Home prices in 20 US metropolitan areas fell in February by the most on record, pointing to an imbalance between supply and demand that shows no sign of ending.
The S&P/Case-Shiller home-price index dropped 12.7 per cent from a year earlier, more than forecast and the most since the figures were first published in 2001. The gauge has fallen every month since January 2007.
Prices will probably keep sliding as foreclosures push even more properties onto the market just as stricter lending rules limit the number of qualified buyers. Shrinking home values have contributed to a slowdown in consumer spending that may already have tipped the economy into a recession.
"This is just one more strain for consumers, in addition to high energy prices and tight credit,'' said Michelle Meyer, an economist at Lehman Brothers Holdings Inc. in New York, which forecast a price decline of 12.4 per cent. "Prices are going to continue to fall, probably through the end of next year."
Prices dropped 2.6 per cent in February from a month earlier, after a 2.4 per cent decline in January, the report showed. The figures aren't adjusted for seasonal effects, so economists prefer to focus on year-over-year changes instead of month-to-month.
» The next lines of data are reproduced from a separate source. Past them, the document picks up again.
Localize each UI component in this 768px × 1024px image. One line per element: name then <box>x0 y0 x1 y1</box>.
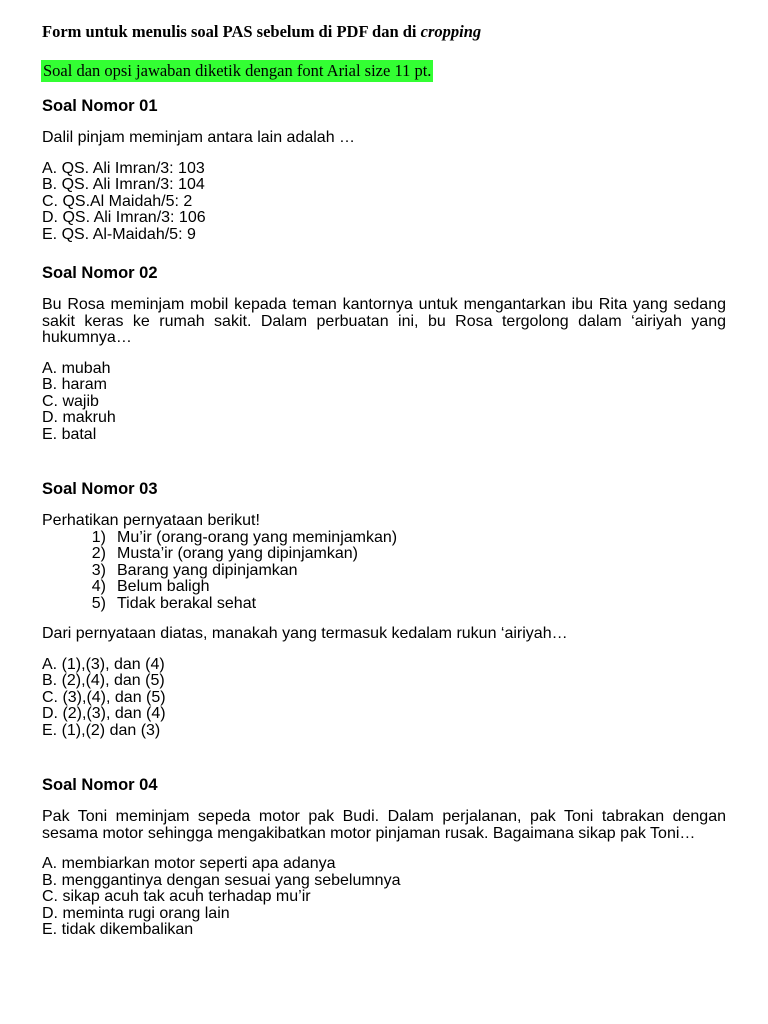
question-heading: Soal Nomor 02 <box>42 264 158 282</box>
statement-item <box>42 563 726 580</box>
option-c: C. wajib <box>42 392 99 410</box>
option-a: A. mubah <box>42 359 111 377</box>
question-stem: Dari pernyataan diatas, manakah yang termasuk kedalam rukun ‘airiyah… <box>42 625 568 642</box>
option-list <box>42 657 726 740</box>
question-stem: Dalil pinjam meminjam antara lain adalah … <box>42 129 356 146</box>
statement-item <box>42 546 726 563</box>
option-d: D. (2),(3), dan (4) <box>42 705 166 722</box>
option-b: B. (2),(4), dan (5) <box>42 672 165 689</box>
form-title <box>42 22 481 42</box>
option-e: E. tidak dikembalikan <box>42 921 194 938</box>
question-intro: Perhatikan pernyataan berikut! <box>42 512 260 529</box>
option-a: A. membiarkan motor seperti apa adanya <box>42 855 336 872</box>
option-list <box>42 856 726 939</box>
statement-item <box>42 530 726 547</box>
option-e: E. (1),(2) dan (3) <box>42 721 161 739</box>
option-list <box>42 361 726 444</box>
option-c: C. (3),(4), dan (5) <box>42 688 166 706</box>
option-a: A. QS. Ali Imran/3: 103 <box>42 159 205 177</box>
statement-number: 4) <box>91 578 106 595</box>
statement-number: 1) <box>91 528 106 546</box>
font-instruction-highlight: Soal dan opsi jawaban diketik dengan font Arial size 11 pt. <box>43 61 432 80</box>
statement-text: Tidak berakal sehat <box>117 594 257 612</box>
question-03 <box>42 479 726 739</box>
statement-text: Belum baligh <box>117 578 210 595</box>
option-b: B. menggantinya dengan sesuai yang sebelumnya <box>42 871 401 889</box>
statement-text: Mu’ir (orang-orang yang meminjamkan) <box>117 528 398 546</box>
option-a: A. (1),(3), dan (4) <box>42 655 165 673</box>
statement-text: Barang yang dipinjamkan <box>117 561 298 579</box>
option-c: C. QS.Al Maidah/5: 2 <box>42 192 193 210</box>
option-c: C. sikap acuh tak acuh terhadap mu’ir <box>42 888 311 905</box>
question-heading: Soal Nomor 03 <box>42 480 158 498</box>
option-list <box>42 161 726 244</box>
question-heading: Soal Nomor 04 <box>42 776 158 794</box>
statement-number: 2) <box>91 545 106 562</box>
option-b: B. QS. Ali Imran/3: 104 <box>42 176 205 193</box>
option-b: B. haram <box>42 376 107 393</box>
statement-text: Musta’ir (orang yang dipinjamkan) <box>117 545 358 562</box>
option-d: D. makruh <box>42 409 116 426</box>
form-title-italic: cropping <box>420 22 482 41</box>
statement-number: 5) <box>91 594 106 612</box>
statement-list <box>42 530 726 613</box>
form-title-main: Form untuk menulis soal PAS sebelum di PDF dan di <box>42 22 421 41</box>
statement-number: 3) <box>91 561 106 579</box>
option-e: E. QS. Al-Maidah/5: 9 <box>42 225 196 243</box>
question-02 <box>42 263 726 443</box>
question-01 <box>42 96 726 243</box>
question-stem: Bu Rosa meminjam mobil kepada teman kantornya untuk mengantarkan ibu Rita yang sedang sakit keras ke rumah sakit. Dalam perbuatan ini, bu Rosa tergolong dalam ‘airiyah yang hukumnya… <box>42 296 726 346</box>
question-heading: Soal Nomor 01 <box>42 97 158 115</box>
option-d: D. QS. Ali Imran/3: 106 <box>42 209 206 226</box>
statement-item <box>42 579 726 596</box>
option-e: E. batal <box>42 425 97 443</box>
option-d: D. meminta rugi orang lain <box>42 904 230 922</box>
statement-item <box>42 596 726 613</box>
question-stem: Pak Toni meminjam sepeda motor pak Budi. Dalam perjalanan, pak Toni tabrakan dengan sesama motor sehingga mengakibatkan motor pinjaman rusak. Bagaimana sikap pak Toni… <box>42 808 726 842</box>
question-04 <box>42 775 726 939</box>
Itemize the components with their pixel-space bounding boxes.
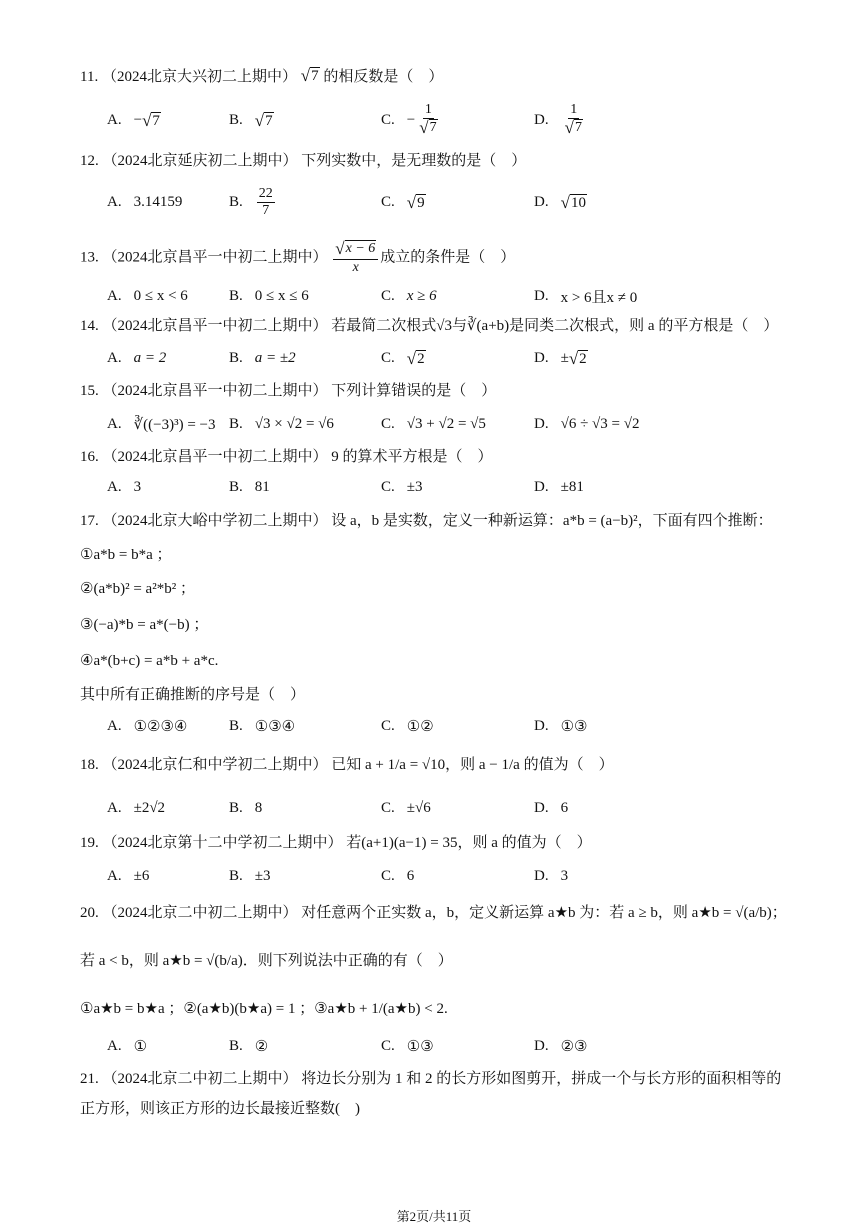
option-c: C. √ 2 (381, 348, 425, 368)
option-d: D. 1 √ 7 (534, 102, 582, 137)
option-d: D. √6 ÷ √3 = √2 (534, 415, 640, 432)
question-19: 19. （2024北京第十二中学初二上期中） 若(a+1)(a−1) = 35，则 a 的值为（ ） (80, 835, 592, 851)
page-footer: 第2页/共11页 (396, 1209, 472, 1224)
question-number: 11. (80, 69, 99, 85)
question-12: 12. （2024北京延庆初二上期中） 下列实数中，是无理数的是（ ） (80, 153, 527, 169)
math-fraction: √ x − 6 x (333, 240, 378, 276)
question-13: 13. （2024北京昌平一中初二上期中） √ x − 6 x 成立的条件是（ ） (80, 239, 516, 275)
options-16 (107, 467, 847, 507)
option-a: A. ±2√2 (107, 799, 166, 816)
option-c: C. ①③ (381, 1037, 434, 1055)
question-17: 17. （2024北京大峪中学初二上期中） 设 a，b 是实数，定义一种新运算：a*b = (a−b)²，下面有四个推断： (80, 513, 773, 529)
options-20 (107, 1026, 847, 1066)
options-14 (107, 338, 847, 378)
option-c: C. 6 (381, 867, 415, 884)
option-a: A. a = 2 (107, 349, 167, 366)
option-a: A. ∛((−3)³) = −3 (107, 415, 216, 433)
option-a: A. ①②③④ (107, 717, 188, 735)
option-d: D. 6 (534, 799, 569, 816)
option-b: B. 0 ≤ x ≤ 6 (229, 287, 309, 304)
question-21: 21. （2024北京二中初二上期中） 将边长分别为 1 和 2 的长方形如图剪开，拼成一个与长方形的面积相等的 (80, 1071, 782, 1087)
question-16: 16. （2024北京昌平一中初二上期中） 9 的算术平方根是（ ） (80, 449, 493, 465)
option-d: D. 3 (534, 867, 569, 884)
option-c: C. − 1 √ 7 (381, 102, 437, 137)
option-a: A. 3.14159 (107, 193, 183, 210)
option-c: C. ±3 (381, 478, 423, 495)
option-b: B. 8 (229, 799, 263, 816)
question-line: 若 a < b，则 a★b = √(b/a)．则下列说法中正确的有（ ） (80, 953, 453, 969)
options-19 (107, 856, 847, 896)
question-14: 14. （2024北京昌平一中初二上期中） 若最简二次根式√3与∛(a+b)是同类二次根式，则 a 的平方根是（ ） (80, 318, 779, 334)
options-13 (107, 276, 847, 316)
option-a: A. 3 (107, 478, 142, 495)
option-a: A. ① (107, 1037, 148, 1055)
option-d: D. x > 6且x ≠ 0 (534, 287, 638, 306)
question-18: 18. （2024北京仁和中学初二上期中） 已知 a + 1/a = √10，则 a − 1/a 的值为（ ） (80, 757, 614, 773)
math-sqrt7: √ 7 (300, 66, 319, 85)
question-line: ①a★b = b★a ；②(a★b)(b★a) = 1 ；③a★b + 1/(a★b) < 2. (80, 1001, 448, 1017)
options-12 (107, 182, 847, 222)
question-11 (80, 66, 443, 88)
option-d: D. ±81 (534, 478, 584, 495)
options-17 (107, 706, 847, 746)
question-20: 20. （2024北京二中初二上期中） 对任意两个正实数 a，b，定义新运算 a★b 为：若 a ≥ b，则 a★b = √(a/b)； (80, 905, 787, 921)
option-c: C. x ≥ 6 (381, 287, 437, 304)
question-15: 15. （2024北京昌平一中初二上期中） 下列计算错误的是（ ） (80, 383, 497, 399)
option-c: C. √ 9 (381, 192, 425, 212)
question-tail: 其中所有正确推断的序号是（ ） (80, 687, 306, 703)
option-a: A. 0 ≤ x < 6 (107, 287, 188, 304)
option-d: D. ± √ 2 (534, 348, 587, 368)
option-a: A. − √ 7 (107, 110, 160, 130)
inference-item: ①a*b = b*a ； (80, 547, 172, 563)
option-d: D. ①③ (534, 717, 588, 735)
option-b: B. ② (229, 1037, 269, 1055)
option-b: B. a = ±2 (229, 349, 296, 366)
inference-item: ②(a*b)² = a²*b² ； (80, 581, 195, 597)
option-c: C. √3 + √2 = √5 (381, 415, 486, 432)
option-d: D. √ 10 (534, 192, 586, 212)
options-15 (107, 404, 847, 444)
question-line: 正方形，则该正方形的边长最接近整数( ) (80, 1101, 360, 1117)
option-b: B. ±3 (229, 867, 271, 884)
option-c: C. ±√6 (381, 799, 431, 816)
option-d: D. ②③ (534, 1037, 588, 1055)
question-stem: 的相反数是（ ） (323, 69, 444, 85)
inference-item: ③(−a)*b = a*(−b) ； (80, 617, 209, 633)
option-b: B. 81 (229, 478, 270, 495)
option-a: A. ±6 (107, 867, 150, 884)
options-18 (107, 788, 847, 828)
option-b: B. ①③④ (229, 717, 296, 735)
option-b: B. √3 × √2 = √6 (229, 415, 334, 432)
option-c: C. ①② (381, 717, 434, 735)
question-source: （2024北京大兴初二上期中） (101, 69, 297, 85)
option-b: B. √ 7 (229, 110, 273, 130)
option-b: B. $\frac{22}{7}$ (229, 185, 273, 218)
inference-item: ④a*(b+c) = a*b + a*c. (80, 653, 219, 669)
options-11 (107, 100, 847, 140)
The index was forecast to drop 12 per cent following a 10.7 per cent drop in January, according to the median estimate of 14 economists surveyed by Bloomberg News. Estimates ranged from declines of 12.6 per cent to 11 percent.
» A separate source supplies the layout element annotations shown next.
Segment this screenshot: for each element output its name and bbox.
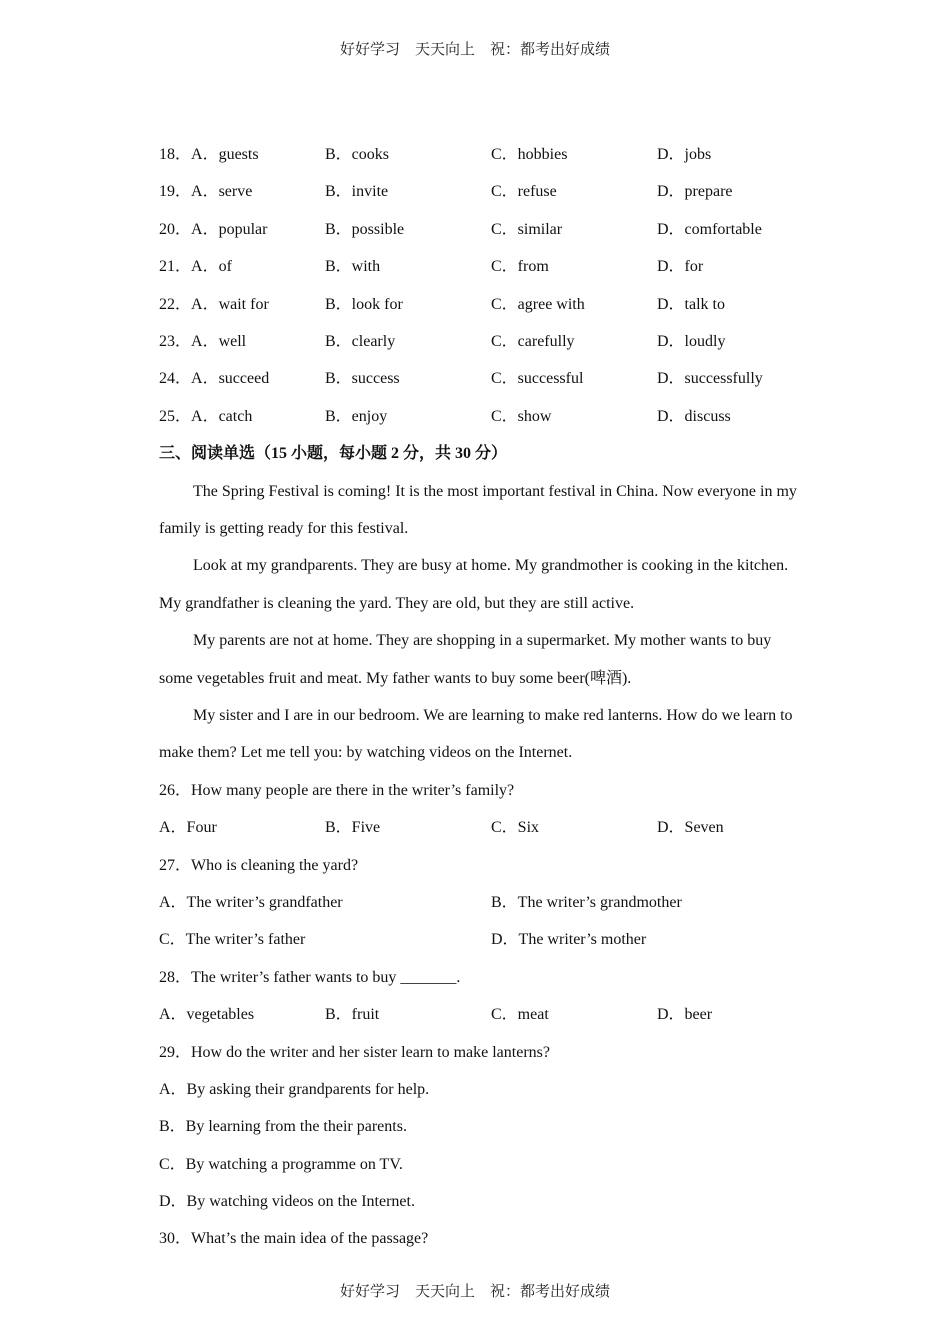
option-a: 24．A．succeed	[159, 370, 270, 388]
option-c: C．from	[491, 258, 549, 276]
cloze-row-21	[159, 248, 799, 285]
question-28-options	[159, 996, 799, 1033]
question-28-stem: 28．The writer’s father wants to buy _______.	[159, 968, 461, 986]
option-b: B．By learning from the their parents.	[159, 1118, 407, 1136]
question-29-stem: 29．How do the writer and her sister learn to make lanterns?	[159, 1043, 550, 1061]
question-26-options	[159, 809, 799, 846]
cloze-row-25	[159, 398, 799, 435]
option-b: B．success	[325, 370, 400, 388]
option-c: C．The writer’s father	[159, 931, 306, 949]
cloze-row-18	[159, 136, 799, 173]
option-a: 22．A．wait for	[159, 295, 269, 313]
cloze-row-20	[159, 211, 799, 248]
passage-paragraph-1: The Spring Festival is coming! It is the most important festival in China. Now everyone in my family is getting ready for this festival.	[159, 482, 797, 537]
option-b: B．look for	[325, 295, 403, 313]
option-d: D．for	[657, 258, 704, 276]
page-content	[159, 136, 799, 1258]
option-b: B．cooks	[325, 146, 390, 163]
option-c: C．similar	[491, 220, 563, 238]
option-d: D．discuss	[657, 407, 731, 425]
option-c: C．agree with	[491, 295, 585, 313]
passage-paragraph-4: My sister and I are in our bedroom. We are learning to make red lanterns. How do we learn to make them? Let me tell you: by watching videos on the Internet.	[159, 706, 793, 762]
option-a: A．The writer’s grandfather	[159, 893, 343, 911]
option-a: 18．A．guests	[159, 146, 259, 163]
option-d: D．prepare	[657, 183, 733, 201]
option-b: B．possible	[325, 220, 405, 238]
option-c: C．hobbies	[491, 146, 568, 163]
option-c: C．refuse	[491, 183, 557, 201]
option-a: A．vegetables	[159, 1006, 255, 1024]
option-a: A．Four	[159, 819, 217, 837]
option-a: 19．A．serve	[159, 183, 253, 201]
option-c: C．meat	[491, 1006, 549, 1024]
option-c: C．Six	[491, 819, 540, 837]
option-b: B．with	[325, 258, 381, 276]
option-a: 21．A．of	[159, 258, 232, 276]
passage-paragraph-2: Look at my grandparents. They are busy at home. My grandmother is cooking in the kitchen. My grandfather is cleaning the yard. They are old, but they are still active.	[159, 557, 789, 612]
question-26-stem: 26．How many people are there in the writer’s family?	[159, 781, 515, 799]
option-a: 20．A．popular	[159, 220, 268, 238]
question-27-options-row-1	[159, 884, 799, 921]
option-a: 23．A．well	[159, 332, 247, 350]
option-d: D．loudly	[657, 332, 726, 350]
option-a: 25．A．catch	[159, 407, 253, 425]
option-b: B．clearly	[325, 332, 396, 350]
passage-paragraph-3: My parents are not at home. They are shopping in a supermarket. My mother wants to buy some vegetables fruit and meat. My father wants to buy some beer(啤酒).	[159, 632, 772, 687]
section-title: 三、阅读单选（15 小题，每小题 2 分，共 30 分）	[159, 445, 508, 463]
cloze-row-24	[159, 360, 799, 397]
option-b: B．enjoy	[325, 407, 388, 425]
reading-passage	[159, 473, 799, 772]
option-c: C．successful	[491, 370, 584, 388]
cloze-row-22	[159, 286, 799, 323]
option-d: D．comfortable	[657, 220, 762, 238]
question-27-options-row-2	[159, 921, 799, 958]
page-footer: 好好学习 天天向上 祝：都考出好成绩	[339, 1282, 610, 1300]
option-c: C．By watching a programme on TV.	[159, 1155, 403, 1173]
option-d: D．successfully	[657, 370, 763, 388]
option-c: C．show	[491, 407, 552, 425]
option-d: D．beer	[657, 1006, 713, 1024]
cloze-row-23	[159, 323, 799, 360]
option-b: B．The writer’s grandmother	[491, 893, 682, 911]
option-a: A．By asking their grandparents for help.	[159, 1080, 430, 1098]
option-c: C．carefully	[491, 332, 575, 350]
question-30-stem: 30．What’s the main idea of the passage?	[159, 1230, 429, 1248]
question-27-stem: 27．Who is cleaning the yard?	[159, 856, 359, 874]
option-d: D．talk to	[657, 295, 725, 313]
option-b: B．invite	[325, 183, 389, 201]
cloze-row-19	[159, 173, 799, 210]
option-d: D．The writer’s mother	[491, 931, 647, 949]
option-b: B．fruit	[325, 1006, 380, 1024]
option-b: B．Five	[325, 819, 381, 837]
option-d: D．By watching videos on the Internet.	[159, 1193, 415, 1211]
option-d: D．Seven	[657, 819, 724, 837]
option-d: D．jobs	[657, 146, 712, 163]
page-header: 好好学习 天天向上 祝：都考出好成绩	[339, 40, 610, 58]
The group's 10-city composite index, with a history back to 1987, fell 13.6 per cent in the 12 months ended in February, also the most ever.
Nineteen of the 20 cities in the index showed a year-over-year decrease in prices for February, led by a 23 per cent slump in Las Vegas and a 22 per cent decline in Miami. Charlotte was the only area showing a gain with a 1.5 per cent increase.